Wednesday, February 29, 2012

Reality Sucks - A Personal Writing History

If I trace it back logically throughout the years I can just about find the moment where my brain took every single career choice that would have been better and tossed it into my mental furnace. Somewhere between the days and nights of watching too many movies, reading too many books, and having all night conversations with my friends about what we’d be like if we were warriors in an alternate version of the Earth, I made a decision. I decided I wanted to be a writer. I’ve been doomed ever since.

When I started out I only focused my attention on screenwriting. I had convinced myself that my rough childhood was the perfect stereotype to fuel a successful career in the movie business. I stayed inside on many nights, which isn’t hard when you’re an overweight “funny” kid, and studied scriptwriting like Meatloaf apparently studied women’s bodies in his songs. I can remember sleepless nights at home when I was fussing over formatting rules, like whether I should label a scene as exterior when it was set in space. Because, let’s be honest, space is the ultimate exterior. And if that phrase isn’t coined yet then I’m calling dibs on it.

But like many bright eyed youths who are fueled by the mysticism in Hollywood and the film making business, because it IS a business, I found out the truth. The mushroom print of reality smacked me on the forehead and the tiny stars and clapboards danced around my head like they did Daffy Duck in so many Looney Toons episodes. It’s just near impossible to be a screenwriter and not live in Los Angeles. Throw in the fact that it’s nearly impossible to be a successful screenwriter if you DO live in Los Angeles and my dreams were more withered than a dried out earthworm.

Luckily I’m much more stubborn than that.

After a brief foray into the field of video editing, I realized that I had a strange addiction, one that had been fueled since my childhood but had been ignored through the teen years of seeking out sex, drugs, and alcohol – I was addicted to telling stories. I loved doing it, more than anything in the world. If someone was willing to listen I was willing to tell a story. In fact I can remember getting in trouble more than once for reciting “R” rated movie lines in elementary school.

So where does this need to tell stories come from? I have a simple answer to explain it. Some people have told me it’s creativity that takes hold of them. That some people are just gifted and there’s nothing more to it than that. I say that’s bullshit. The truth is that reality sucks. People have always known that reality sucks. Ever since the first sentient humans walked out of there hobbles in the wastelands of planet Earth, they’ve stood in the cold wind and shouted “this sucks!” They probably also bitched about disease, death, and predators that were eager to eat them alive. But I think that “sucks” wraps that all up in a nice little bow.

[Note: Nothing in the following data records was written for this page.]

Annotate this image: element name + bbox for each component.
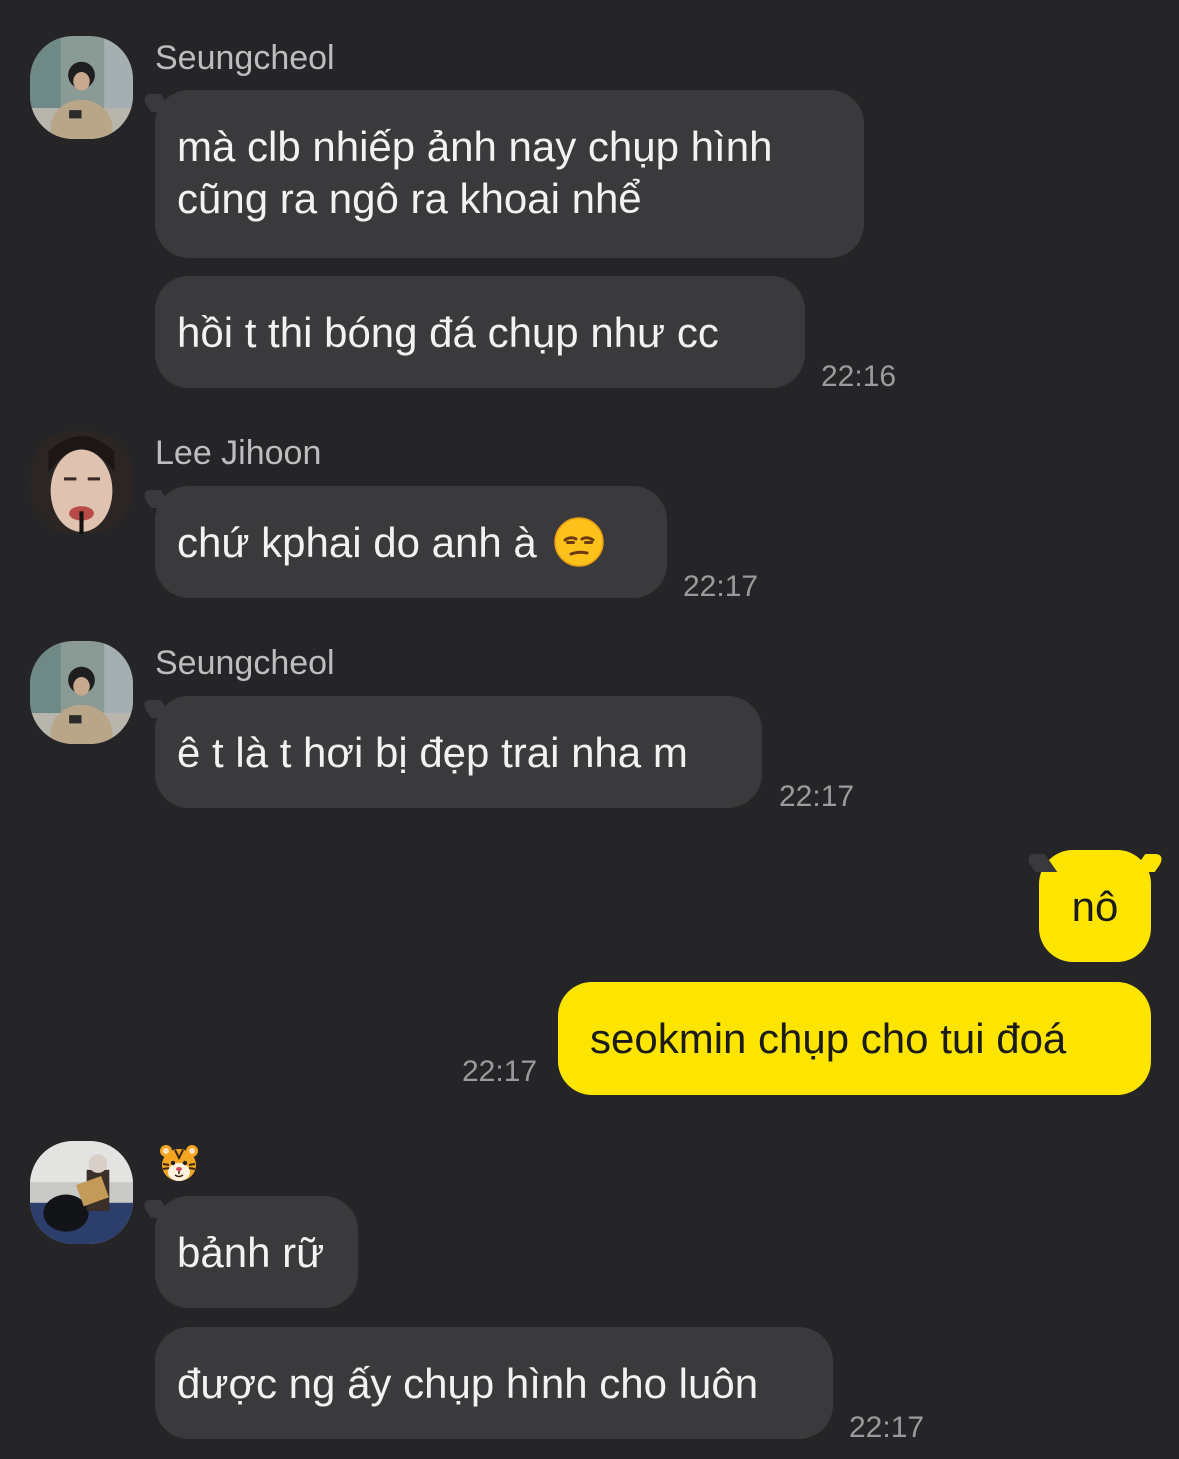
unamused-face-emoji-icon [554,517,605,567]
tiger-face-icon [158,1142,200,1184]
message-text: hồi t thi bóng đá chụp như cc [177,309,719,356]
message-text: bảnh rữ [177,1229,325,1276]
message-timestamp: 22:16 [821,360,897,393]
message-bubble[interactable]: bảnh rữ [155,1196,358,1308]
message-text: ê t là t hơi bị đẹp trai nha m [177,729,688,776]
message-bubble[interactable]: ê t là t hơi bị đẹp trai nha m [155,696,762,808]
message-text: mà clb nhiếp ảnh nay chụp hình [177,123,773,170]
avatar-seungcheol[interactable] [30,641,133,744]
message-text: seokmin chụp cho tui đoá [590,1015,1067,1062]
message-timestamp: 22:17 [779,780,855,813]
message-text: được ng ấy chụp hình cho luôn [177,1360,759,1407]
message-text: nô [1071,883,1119,930]
avatar-lee-jihoon[interactable] [30,431,133,534]
message-bubble[interactable]: mà clb nhiếp ảnh nay chụp hình cũng ra n… [155,90,864,258]
message-bubble[interactable]: chứ kphai do anh à [155,486,667,598]
message-bubble[interactable]: hồi t thi bóng đá chụp như cc [155,276,805,388]
avatar-tiger-user[interactable] [30,1141,133,1244]
message-timestamp: 22:17 [683,570,759,603]
sender-name: Seungcheol [155,39,335,77]
message-text: cũng ra ngô ra khoai nhể [177,175,642,222]
message-bubble[interactable]: được ng ấy chụp hình cho luôn [155,1327,833,1439]
outgoing-message-bubble[interactable]: nô [1039,850,1151,962]
sender-name: Lee Jihoon [155,434,322,472]
outgoing-message-bubble[interactable]: seokmin chụp cho tui đoá [558,982,1151,1095]
message-timestamp: 22:17 [849,1411,925,1444]
message-timestamp: 22:17 [462,1055,538,1088]
avatar-seungcheol[interactable] [30,36,133,139]
sender-name: Seungcheol [155,644,335,682]
message-text: chứ kphai do anh à [177,519,537,566]
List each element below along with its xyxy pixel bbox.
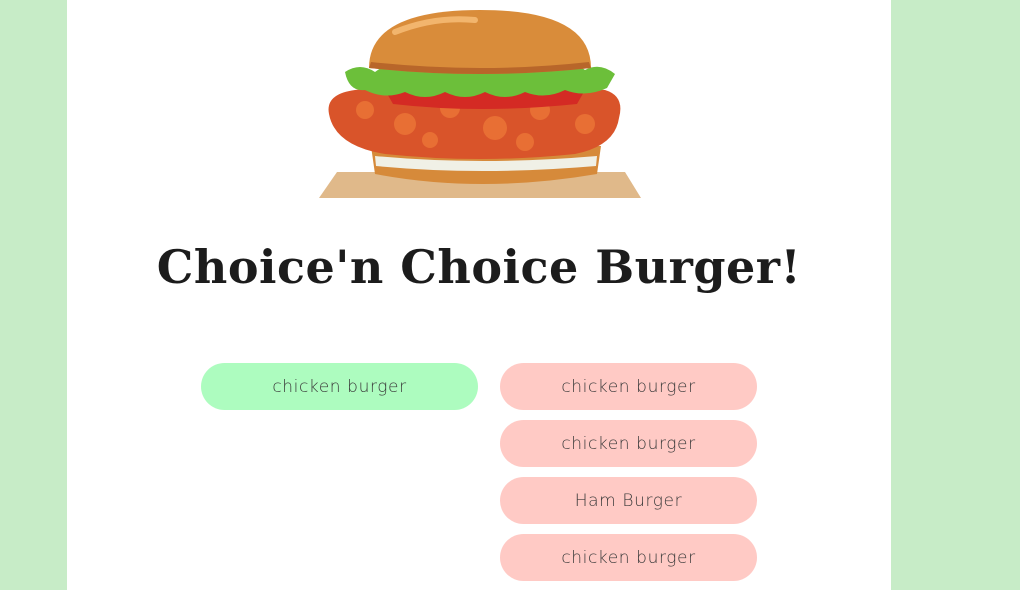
option-button-3[interactable]: Ham Burger [500,477,757,524]
chicken-burger-icon [315,6,645,202]
option-label: chicken burger [561,376,696,397]
selected-choice-button[interactable]: chicken burger [201,363,478,410]
selected-choice-label: chicken burger [272,376,407,397]
option-label: chicken burger [561,433,696,454]
page-title: Choice'n Choice Burger! [156,240,802,294]
option-button-4[interactable]: chicken burger [500,534,757,581]
main-card: Choice'n Choice Burger! chicken burger c… [67,0,891,590]
option-label: Ham Burger [574,490,683,511]
option-label: chicken burger [561,547,696,568]
option-button-2[interactable]: chicken burger [500,420,757,467]
option-button-1[interactable]: chicken burger [500,363,757,410]
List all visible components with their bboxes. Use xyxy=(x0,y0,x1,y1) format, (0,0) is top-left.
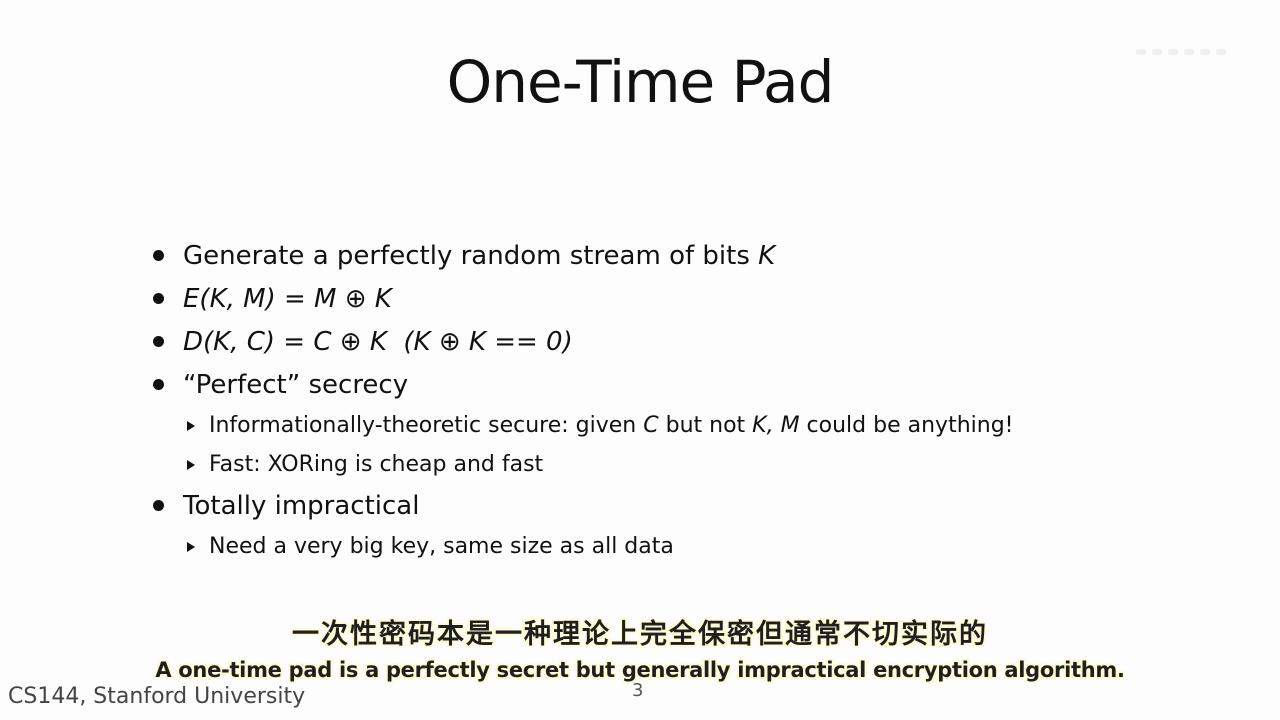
bullet-list: Generate a perfectly random stream of bi… xyxy=(150,236,1150,568)
bullet-item: Totally impractical xyxy=(150,486,1150,529)
sub-bullet-text: Need a very big key, same size as all da… xyxy=(209,534,674,559)
bullet-dot-icon xyxy=(153,293,164,304)
bullet-text: Totally impractical xyxy=(183,491,420,521)
bullet-item: E(K, M) = M ⊕ K xyxy=(150,279,1150,322)
subtitle-english: A one-time pad is a perfectly secret but… xyxy=(155,658,1125,682)
bullet-dot-icon xyxy=(153,379,164,390)
bullet-item: D(K, C) = C ⊕ K (K ⊕ K == 0) xyxy=(150,322,1150,365)
triangle-bullet-icon xyxy=(187,460,195,470)
sub-bullet-item: Need a very big key, same size as all da… xyxy=(150,529,1150,568)
bullet-text: “Perfect” secrecy xyxy=(183,370,409,400)
sub-bullet-item: Fast: XORing is cheap and fast xyxy=(150,447,1150,486)
page-number: 3 xyxy=(632,680,644,701)
bullet-text: Generate a perfectly random stream of bi… xyxy=(183,241,759,271)
triangle-bullet-icon xyxy=(187,421,195,431)
sub-bullet-text: Informationally-theoretic secure: given xyxy=(209,413,644,438)
sub-bullet-item: Informationally-theoretic secure: given … xyxy=(150,408,1150,447)
sub-bullet-italic: C xyxy=(643,413,659,438)
bullet-dot-icon xyxy=(153,500,164,511)
sub-bullet-italic: K, M xyxy=(752,413,800,438)
footer-course: CS144, Stanford University xyxy=(8,684,306,709)
subtitle-chinese: 一次性密码本是一种理论上完全保密但通常不切实际的 xyxy=(292,619,988,650)
triangle-bullet-icon xyxy=(187,542,195,552)
slide: One-Time Pad Generate a perfectly random… xyxy=(0,0,1280,720)
bullet-item: “Perfect” secrecy xyxy=(150,365,1150,408)
bullet-dot-icon xyxy=(153,336,164,347)
bullet-formula: D(K, C) = C ⊕ K (K ⊕ K == 0) xyxy=(183,327,573,357)
bullet-italic: K xyxy=(758,241,776,271)
slide-title: One-Time Pad xyxy=(446,48,835,116)
bullet-item: Generate a perfectly random stream of bi… xyxy=(150,236,1150,279)
sub-bullet-text: Fast: XORing is cheap and fast xyxy=(209,452,544,477)
bullet-formula: E(K, M) = M ⊕ K xyxy=(183,284,392,314)
sub-bullet-text: could be anything! xyxy=(799,413,1014,438)
bullet-dot-icon xyxy=(153,250,164,261)
sub-bullet-text: but not xyxy=(658,413,753,438)
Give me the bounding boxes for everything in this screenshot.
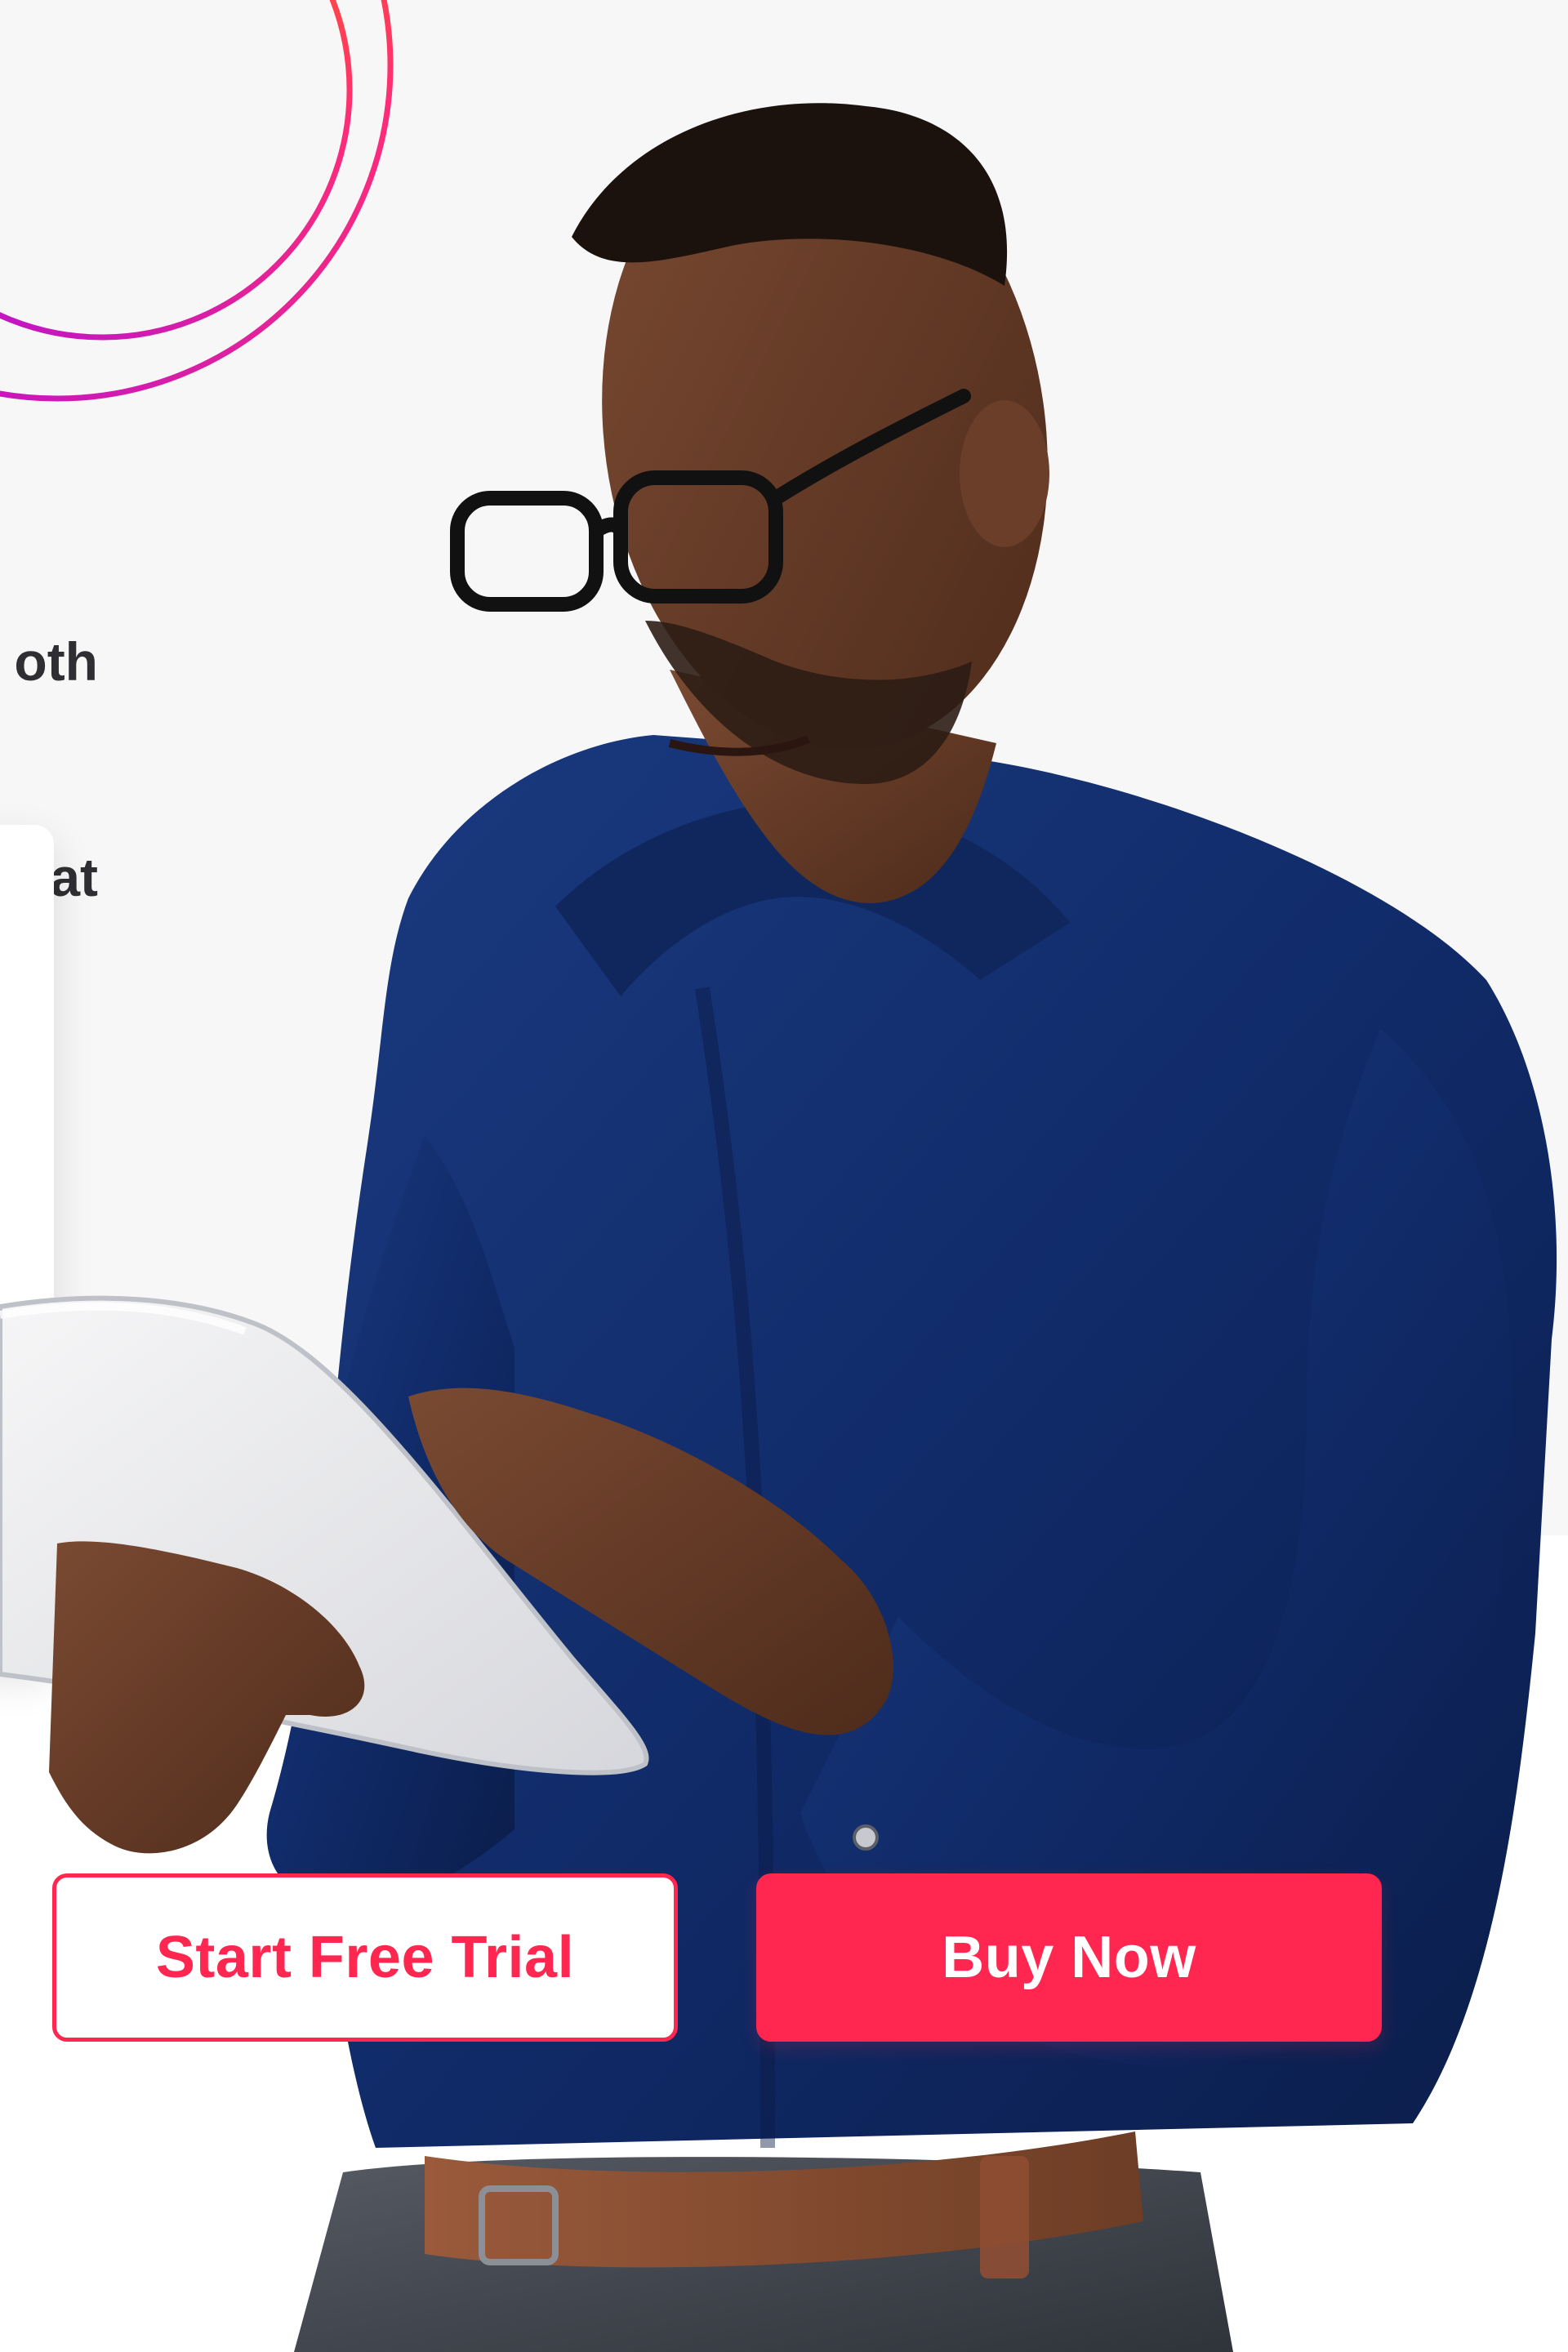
cuff-button (853, 1824, 879, 1851)
left-lens (450, 491, 604, 612)
hero-section: oth at Start Free Trial Buy Now (0, 0, 1568, 2352)
glasses-bridge (589, 517, 628, 538)
belt-loop (980, 2156, 1029, 2278)
buy-now-button[interactable]: Buy Now (756, 1873, 1382, 2042)
start-free-trial-button[interactable]: Start Free Trial (52, 1873, 678, 2042)
cta-button-row: Start Free Trial Buy Now (52, 1873, 1382, 2045)
ear (960, 400, 1049, 547)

To combat the suck that has infiltrated reality, the universe gave certain people the need to tell stories. And ever since that person screamed “it sucks” outside of their dirty little hobble, with only the mud and rocks to keep them company, someone else was there to say, “it could be worse, listen to this!” Take that reality.

Where am I going with all of this? To tell you the truth I’m not very sure. I’m developing a cold or flu, which is inevitable when it’s wintertime in Michigan, and I just started typing with only the medication and my iTunes playlist to keep me company. But if I were to go back and ask the previous version of me what it was he was planning to do, it would be that I simply wanted to share my reason for why I write and why everyone else should write. The simple answer is that reality sucks and we need people to light the dark times in other people’s lives. How many candles have I lit? Not nearly as many as some people may think, but I’m getting there. All I hope is that I can show up at times when people are screaming at the universe and try and comfort them with a kindly “listen to this.” And damnit, that feels pretty good.